Role of Developers and Companies
Companies are advised to stay on top of rapid AI progress by developing strong internal evaluations (evals) for their specific use cases [00:17:56]. This enables them to quickly assess new models and adapt their prompts and scaffoldings [00:18:11]. Michelle Pokris suggests building features that are “just out of reach” of current models, as new model releases can quickly enable them [00:18:22].
While scaffolding to make products work today is valuable (offering “arbitrage” for a few months), companies should be prepared to change things as core capabilities like context windows, reasoning, and instruction following continue to improve [00:19:54]. Multimodal capabilities are also rapidly improving, making it worthwhile to connect models to as much information as possible, even if initial results are modest [00:20:36].

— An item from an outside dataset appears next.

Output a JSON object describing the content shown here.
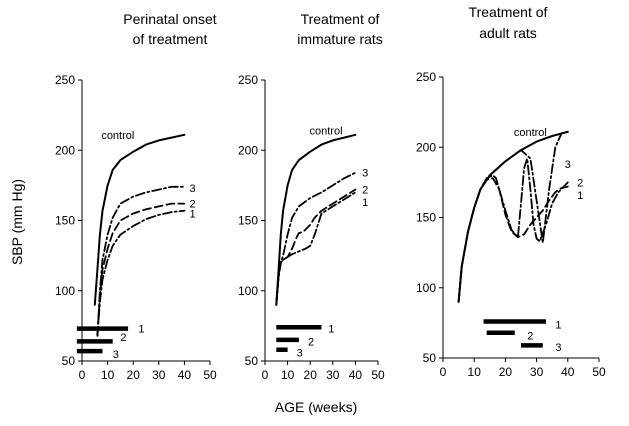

For app layer companies, strong AI expertise may not be as crucial as understanding the product and being “scrappy engineers” who can combine models and solutions [00:31:31]. The most successful developers and startups are those who deeply understand their problem, have comprehensive evaluations for subcomponents, and design modular systems [00:30:16].
Personalization and AGI
The trend of enhanced memory in models means that future ChatGPT experiences will be highly personalized, adapting to individual users and their preferences [00:39:03]. Increased steerability through features like custom instructions will also allow users to fine-tune the model’s “personality” [00:39:25].
The ultimate goal of combining different model families (like 4.0’s conversational strengths and 03’s reasoning capabilities) into a single model, such as GPT-5, is a significant research challenge. The difficulty lies in striking the right balance to be a delightful conversationalist while also knowing when to engage in deep reasoning [00:37:25].
Michelle Pokris believes that even if model progress stopped today, there would still be at least 10 years of value to build from existing capabilities [00:37:07].